Passé la porte du troquet parisien dans lequel il nous a donné rendez-vous, Juan Branco retire sa capuche et passe la main dans ses cheveux broussailleux. Un geste qu’il répétera souvent pendant l’entretien. « Je n’aime pas parler de moi, ça me gêne. » Au premier abord, il ressemble à n’importe quel autre jeune de son âge. Pourtant, à seulement 26 ans, le jeune homme a un CV impressionnant - six pages tout de même.

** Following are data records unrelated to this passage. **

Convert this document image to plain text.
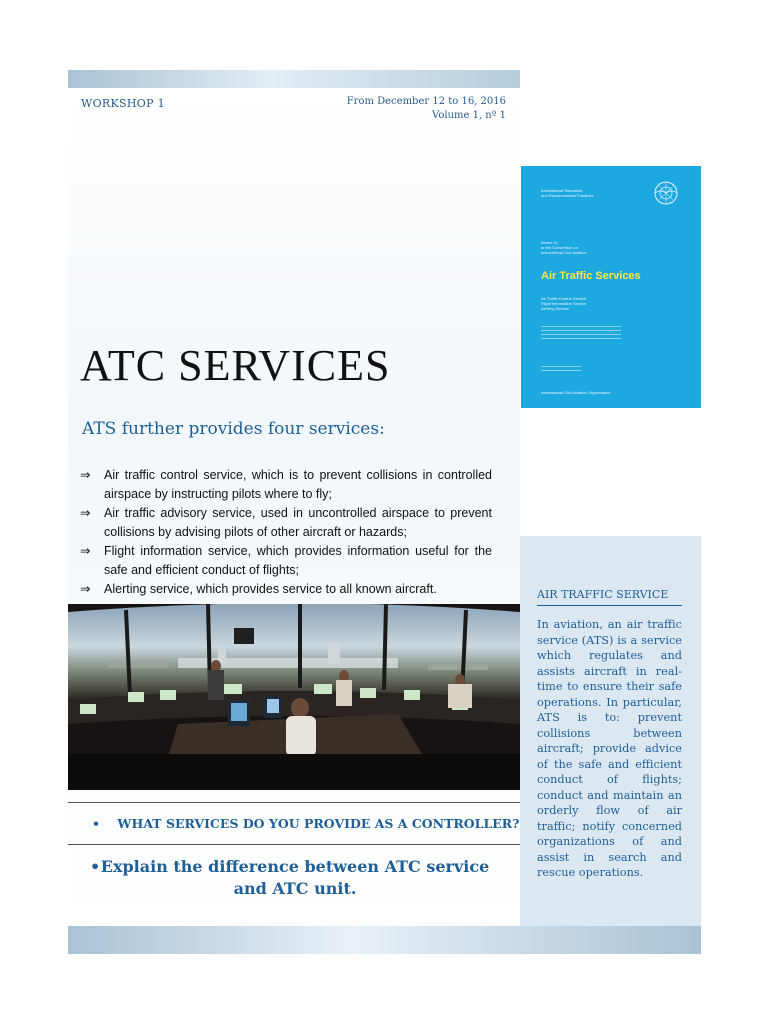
WORKSHOP 1	From December 12 to 16, 2016
Volume 1, nº 1
International Standards
and Recommended Practices
Annex 11
to the Convention on
International Civil Aviation
Air Traffic Services
Air Traffic Control Service
Flight Information Service
Alerting Service
International Civil Aviation Organization
ATC SERVICES
ATS further provides four services:
⇒ Air traffic control service, which is to prevent collisions in controlled airspace by instructing pilots where to fly;
⇒ Air traffic advisory service, used in uncontrolled airspace to prevent collisions by advising pilots of other aircraft or hazards;
⇒ Flight information service, which provides information useful for the safe and efficient conduct of flights;
⇒ Alerting service, which provides service to all known aircraft.
• WHAT SERVICES DO YOU PROVIDE AS A CONTROLLER?
• Explain the difference between ATC service and ATC unit.
AIR TRAFFIC SERVICE
In aviation, an air traffic service (ATS) is a service which regulates and assists aircraft in real-time to ensure their safe operations. In particular, ATS is to: prevent collisions between aircraft; provide advice of the safe and efficient conduct of flights; conduct and maintain an orderly flow of air traffic; notify concerned organizations of and assist in search and rescue operations.
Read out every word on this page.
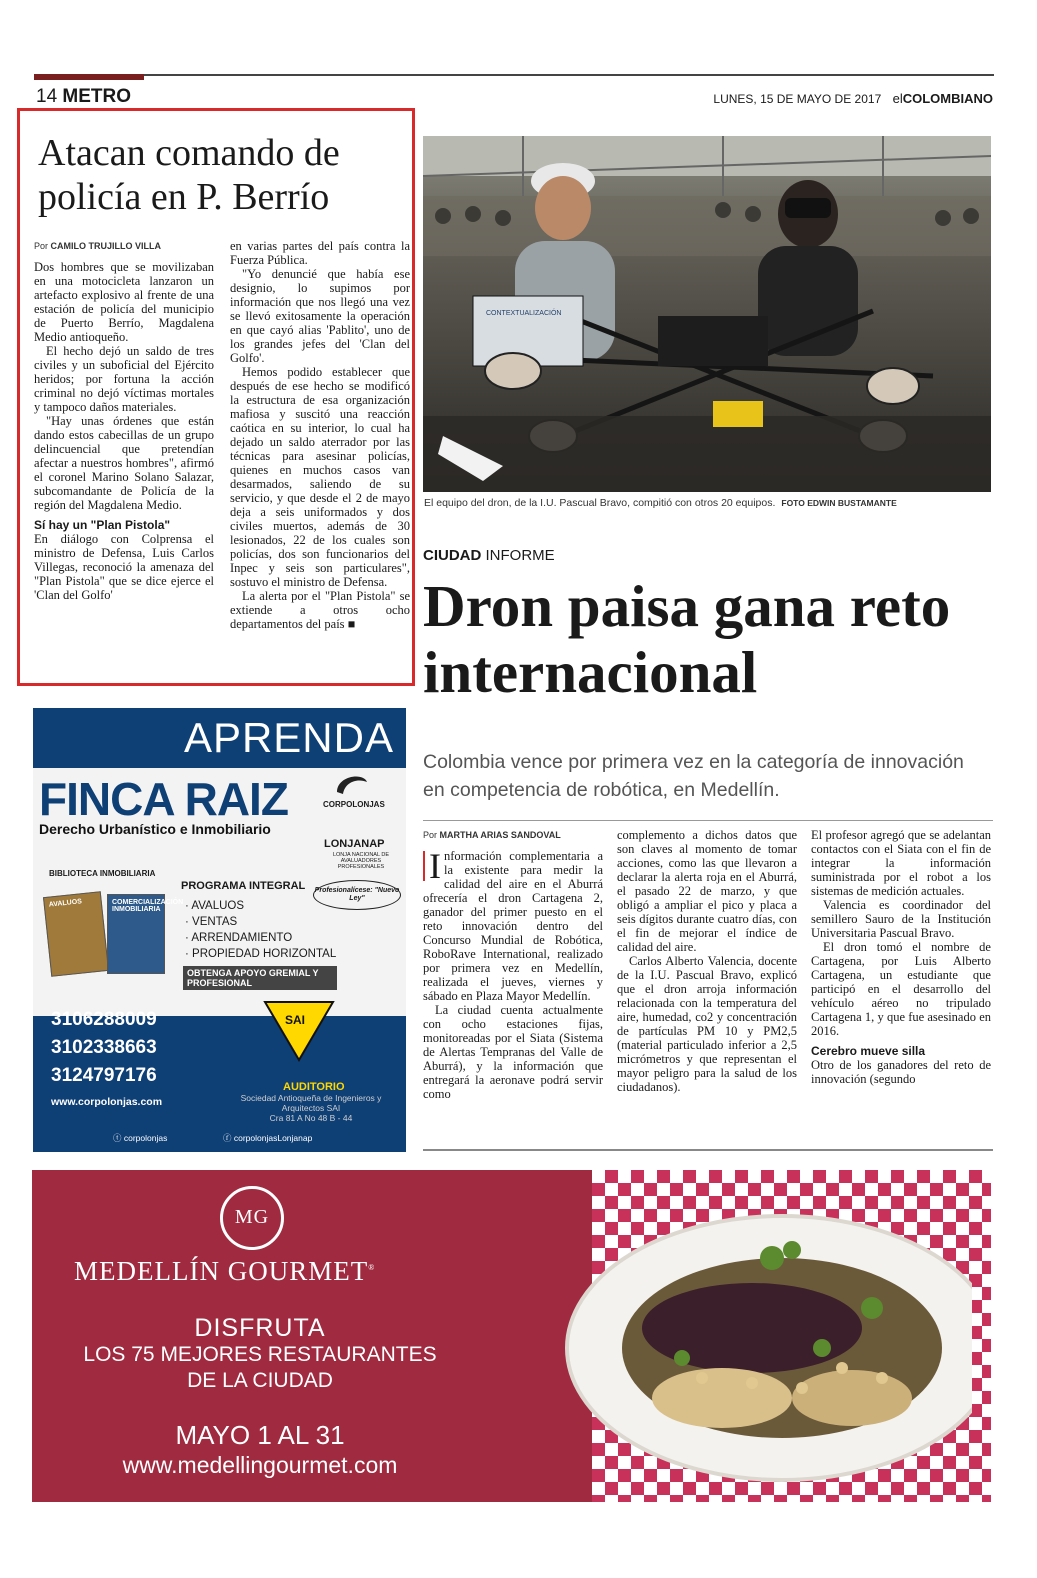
14 METRO	LUNES, 15 DE MAYO DE 2017 elCOLOMBIANO
Atacan comando de policía en P. Berrío
Por CAMILO TRUJILLO VILLA

Dos hombres que se movilizaban en una motocicleta lanzaron un artefacto explosivo al frente de una estación de policía del municipio de Puerto Berrío, Magdalena Medio antioqueño.

El hecho dejó un saldo de tres civiles y un suboficial del Ejército heridos; por fortuna la acción criminal no dejó víctimas mortales y tampoco daños materiales.

"Hay unas órdenes que están dando estos cabecillas de un grupo delincuencial que pretendían afectar a nuestros hombres", afirmó el coronel Marino Solano Salazar, subcomandante de Policía de la región del Magdalena Medio.

Sí hay un "Plan Pistola"

En diálogo con Colprensa el ministro de Defensa, Luis Carlos Villegas, reconoció la amenaza del "Plan Pistola" que se dice ejerce el 'Clan del Golfo'

en varias partes del país contra la Fuerza Pública.

"Yo denuncié que había ese designio, lo supimos por información que nos llegó una vez se llevó exitosamente la operación en que cayó alias 'Pablito', uno de los grandes jefes del 'Clan del Golfo'.

Hemos podido establecer que después de ese hecho se modificó la estructura de esa organización mafiosa y suscitó una reacción caótica en su interior, lo cual ha dejado un saldo aterrador por las técnicas para asesinar policías, quienes en muchos casos van desarmados, saliendo de su servicio, y que desde el 2 de mayo deja a seis uniformados y dos civiles muertos, además de 30 lesionados, 22 de los cuales son policías, dos son funcionarios del Inpec y seis son particulares", sostuvo el ministro de Defensa.

La alerta por el "Plan Pistola" se extiende a otros ocho departamentos del país ■

CONTEXTUALIZACIÓN
El equipo del dron, de la I.U. Pascual Bravo, compitió con otros 20 equipos. FOTO EDWIN BUSTAMANTE
CIUDAD INFORME
Dron paisa gana reto internacional
Colombia vence por primera vez en la categoría de innovación en competencia de robótica, en Medellín.
Por MARTHA ARIAS SANDOVAL

I nformación complementaria a la existente para medir la calidad del aire en el Aburrá ofrecería el dron Cartagena 2, ganador del primer puesto en el reto innovación dentro del Concurso Mundial de Robótica, RoboRave International, realizado por primera vez en Medellín, realizada el jueves, viernes y sábado en Plaza Mayor Medellín.

La ciudad cuenta actualmente con ocho estaciones fijas, monitoreadas por el Siata (Sistema de Alertas Tempranas del Valle de Aburrá), y la información que entregará la aeronave podrá servir como

complemento a dichos datos que son claves al momento de tomar acciones, como las que llevaron a declarar la alerta roja en el Aburrá, el pasado 22 de marzo, y que obligó a ampliar el pico y placa a seis dígitos durante cuatro días, con el fin de mejorar el índice de calidad del aire.

Carlos Alberto Valencia, docente de la I.U. Pascual Bravo, explicó que el dron arroja información relacionada con la temperatura del aire, humedad, co2 y concentración de partículas PM 10 y PM2,5 (material particulado inferior a 2,5 micrómetros y que representan el mayor peligro para la salud de los ciudadanos).

El profesor agregó que se adelantan contactos con el Siata con el fin de integrar la información suministrada por el robot a los sistemas de medición actuales.

Valencia es coordinador del semillero Sauro de la Institución Universitaria Pascual Bravo.

El dron tomó el nombre de Cartagena, por Luis Alberto Cartagena, un estudiante que participó en el desarrollo del vehículo aéreo no tripulado Cartagena 1, y que fue asesinado en 2016.

Cerebro mueve silla

Otro de los ganadores del reto de innovación (segundo

APRENDA
FINCA RAIZ
Derecho Urbanístico e Inmobiliario
CORPOLONJAS
LONJANAP
LONJA NACIONAL DE AVALUADORES PROFESIONALES
Profesionalícese: "Nuevo Ley"
BIBLIOTECA INMOBILIARIA
AVALUOS	COMERCIALIZACIÓN INMOBILIARIA
PROGRAMA INTEGRAL
· AVALUOS
· VENTAS
· ARRENDAMIENTO
· PROPIEDAD HORIZONTAL
OBTENGA APOYO GREMIAL Y PROFESIONAL
3106288009
3102338663
3124797176
www.corpolonjas.com
SAI
AUDITORIO
Sociedad Antioqueña de Ingenieros y Arquitectos SAI
Cra 81 A No 48 B - 44
ⓣ corpolonjas	ⓕ corpolonjasLonjanap
MG
MEDELLÍN GOURMET®
DISFRUTA
LOS 75 MEJORES RESTAURANTES
DE LA CIUDAD
MAYO 1 AL 31
www.medellingourmet.com
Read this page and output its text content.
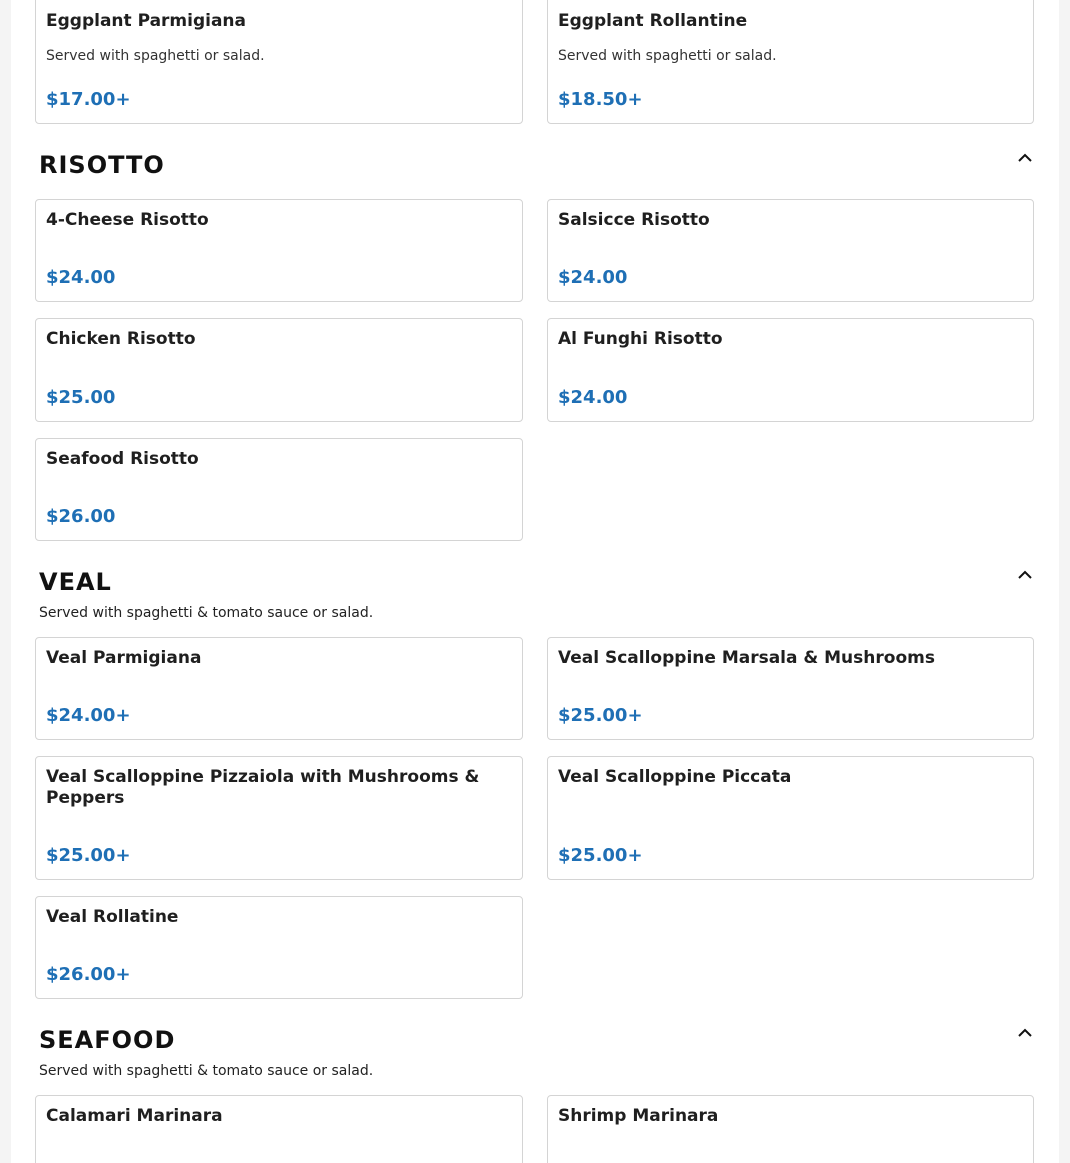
Eggplant Parmigiana
Served with spaghetti or salad.
$17.00+
Eggplant Rollantine
Served with spaghetti or salad.
$18.50+
RISOTTO
4-Cheese Risotto
$24.00
Salsicce Risotto
$24.00
Chicken Risotto
$25.00
Al Funghi Risotto
$24.00
Seafood Risotto
$26.00
VEAL
Served with spaghetti & tomato sauce or salad.
Veal Parmigiana
$24.00+
Veal Scalloppine Marsala & Mushrooms
$25.00+
Veal Scalloppine Pizzaiola with Mushrooms & Peppers
$25.00+
Veal Scalloppine Piccata
$25.00+
Veal Rollatine
$26.00+
SEAFOOD
Served with spaghetti & tomato sauce or salad.
Calamari Marinara	Shrimp Marinara
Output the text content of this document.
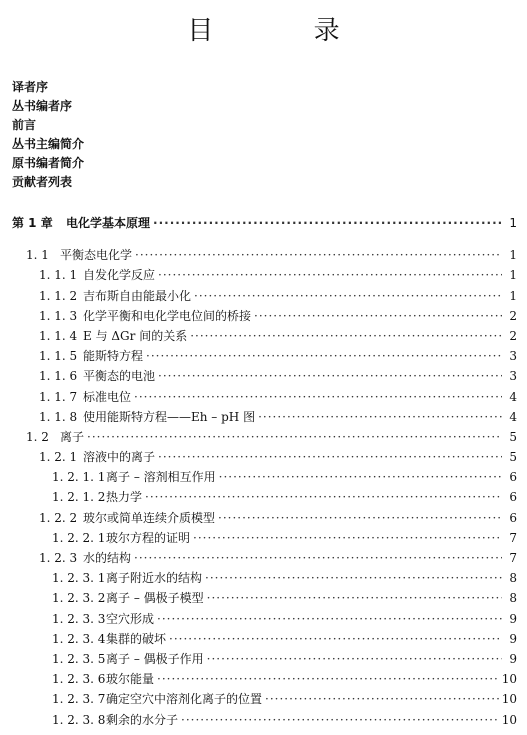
目 录
译者序
丛书编者序
前言
丛书主编简介
原书编者简介
贡献者列表
第 1 章	电化学基本原理 ·····	1
1. 1 平衡态电化学 ·····	1
1. 1. 1 自发化学反应 ·····	1
1. 1. 2 吉布斯自由能最小化 ·····	1
1. 1. 3 化学平衡和电化学电位间的桥接 ·····	2
1. 1. 4 E 与 ΔGr 间的关系 ·····	2
1. 1. 5 能斯特方程 ·····	3
1. 1. 6 平衡态的电池 ·····	3
1. 1. 7 标准电位 ·····	4
1. 1. 8 使用能斯特方程——Eh – pH 图 ·····	4
1. 2 离子 ·····	5
1. 2. 1 溶液中的离子 ·····	5
1. 2. 1. 1 离子 – 溶剂相互作用 ·····	6
1. 2. 1. 2 热力学 ·····	6
1. 2. 2 玻尔或简单连续介质模型 ·····	6
1. 2. 2. 1 玻尔方程的证明 ·····	7
1. 2. 3 水的结构 ·····	7
1. 2. 3. 1 离子附近水的结构 ·····	8
1. 2. 3. 2 离子 – 偶极子模型 ·····	8
1. 2. 3. 3 空穴形成 ·····	9
1. 2. 3. 4 集群的破坏 ·····	9
1. 2. 3. 5 离子 – 偶极子作用 ·····	9
1. 2. 3. 6 玻尔能量 ·····	10
1. 2. 3. 7 确定空穴中溶剂化离子的位置 ·····	10
1. 2. 3. 8 剩余的水分子 ·····	10
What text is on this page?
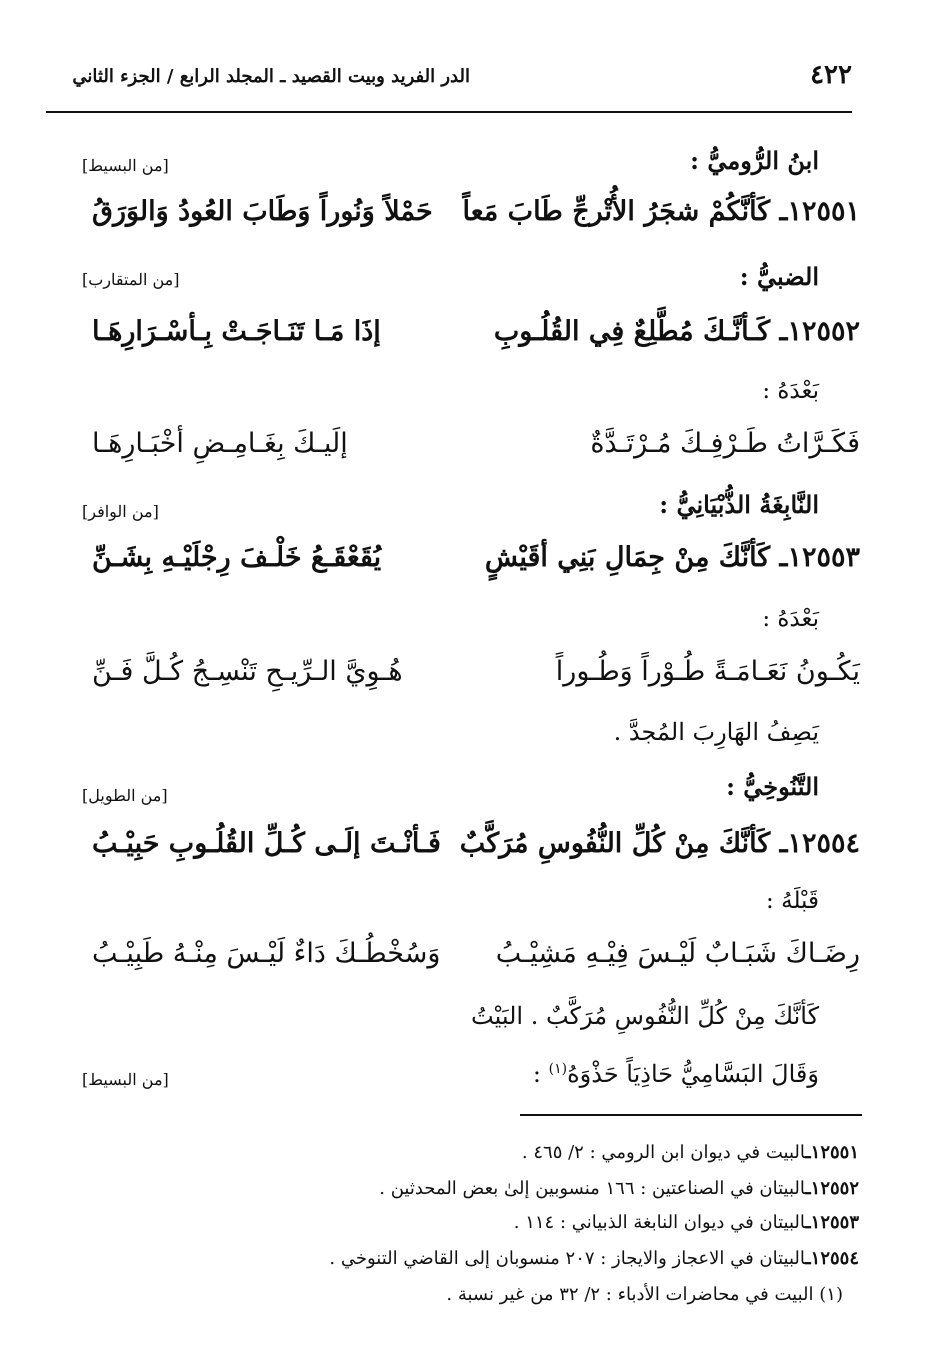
٤٢٢
الدر الفريد وبيت القصيد ـ المجلد الرابع / الجزء الثاني
ابنُ الرُّوميُّ :
[من البسيط]
١٢٥٥١ـ كَأنَّكُمْ شجَرُ الأُتْرجِّ طَابَ مَعاً
حَمْلاً وَنُوراً وَطَابَ العُودُ وَالوَرَقُ
الضبيُّ :
[من المتقارب]
١٢٥٥٢ـ كَـأنَّـكَ مُطَّلِعٌ فِي القُلُـوبِ
إذَا مَـا تَنَـاجَـتْ بِـأسْـرَارِهَـا
بَعْدَهُ :
فَكَـرَّاتُ طَـرْفِـكَ مُـرْتَـدَّةٌ
إلَيـكَ بِغَـامِـضِ أخْبَـارِهَـا
النَّابِغَةُ الذُّبْيَانِيُّ :
[من الوافر]
١٢٥٥٣ـ كَأنَّكَ مِنْ جِمَالِ بَنِي أقَيْشٍ
يُقَعْقَـعُ خَلْـفَ رِجْلَيْـهِ بِشَـنِّ
بَعْدَهُ :
يَكُـونُ نَعَـامَـةً طُـوْراً وَطُـوراً
هُـوِيَّ الـرِّيـحِ تَنْسِـجُ كُـلَّ فَـنِّ
يَصِفُ الهَارِبَ المُجدَّ .
التَّنُوخِيُّ :
[من الطويل]
١٢٥٥٤ـ كَأنَّكَ مِنْ كُلِّ النُّفُوسِ مُرَكَّبٌ
فَـأنْـتَ إلَـى كُـلِّ القُلُـوبِ حَبِيْـبُ
قَبْلَهُ :
رِضَـاكَ شَبَـابٌ لَيْـسَ فِيْـهِ مَشِيْـبُ
وَسُخْطُـكَ دَاءٌ لَيْـسَ مِنْـهُ طَبِيْـبُ
كَأنَّكَ مِنْ كُلِّ النُّفُوسِ مُرَكَّبٌ . البَيْتُ
وَقَالَ البَسَّامِيُّ حَاذِيَاً حَذْوَهُ$^{(١)}$ :
[من البسيط]
١٢٥٥١ـالبيت في ديوان ابن الرومي : ٢/ ٤٦٥ .
١٢٥٥٢ـالبيتان في الصناعتين : ١٦٦ منسوبين إلىٰ بعض المحدثين .
١٢٥٥٣ـالبيتان في ديوان النابغة الذبياني : ١١٤ .
١٢٥٥٤ـالبيتان في الاعجاز والايجاز : ٢٠٧ منسوبان إلى القاضي التنوخي .
(١) البيت في محاضرات الأدباء : ٢/ ٣٢ من غير نسبة .
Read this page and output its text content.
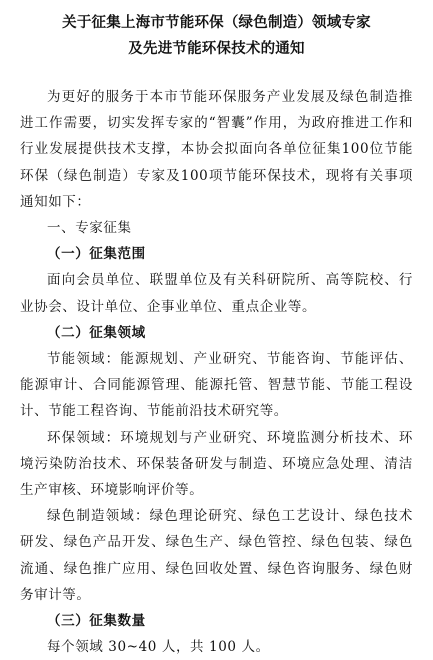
关于征集上海市节能环保（绿色制造）领域专家
及先进节能环保技术的通知

为更好的服务于本市节能环保服务产业发展及绿色制造推进工作需要，切实发挥专家的“智囊”作用，为政府推进工作和行业发展提供技术支撑，本协会拟面向各单位征集100位节能环保（绿色制造）专家及100项节能环保技术，现将有关事项通知如下：

一、专家征集
（一）征集范围

面向会员单位、联盟单位及有关科研院所、高等院校、行业协会、设计单位、企事业单位、重点企业等。

（二）征集领域

节能领域：能源规划、产业研究、节能咨询、节能评估、能源审计、合同能源管理、能源托管、智慧节能、节能工程设计、节能工程咨询、节能前沿技术研究等。

环保领域：环境规划与产业研究、环境监测分析技术、环境污染防治技术、环保装备研发与制造、环境应急处理、清洁生产审核、环境影响评价等。

绿色制造领域：绿色理论研究、绿色工艺设计、绿色技术研发、绿色产品开发、绿色生产、绿色管控、绿色包装、绿色流通、绿色推广应用、绿色回收处置、绿色咨询服务、绿色财务审计等。

（三）征集数量

每个领域 30~40 人，共 100 人。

Ex-assistant du procureur de la cour pénale internationale (CPI), ancien conseiller d’Aurélie Filippetti durant la campagne présidentielle de François Hollande, ancien conseiller de Laurent Fabius au Quai d’Orsay, ex-enseignant à la prestigieuse université de Yale aux États-Unis, et désormais conseiller juridique de Julian Assange, le fondateur de WikiLeaks, Juan Branco a un parcours qui frôle le surréalisme pour son âge. « Je suis aussi chercheur au Max Planck, l’équivalent allemand du CNRS », précise-t-il.

Mais comment a-t-il pu faire tout cela, en si peu de temps ? « J’ai dû beaucoup travailler et j’ai eu aussi la chance de faire les bonnes rencontres », répond-il. Diplômé de l’École normale supérieure et de Sciences Po Paris, il a multiplié les masters spécialisés : philosophie et politique, affaires publiques… « Je voulais comprendre le monde qui m’entourait. »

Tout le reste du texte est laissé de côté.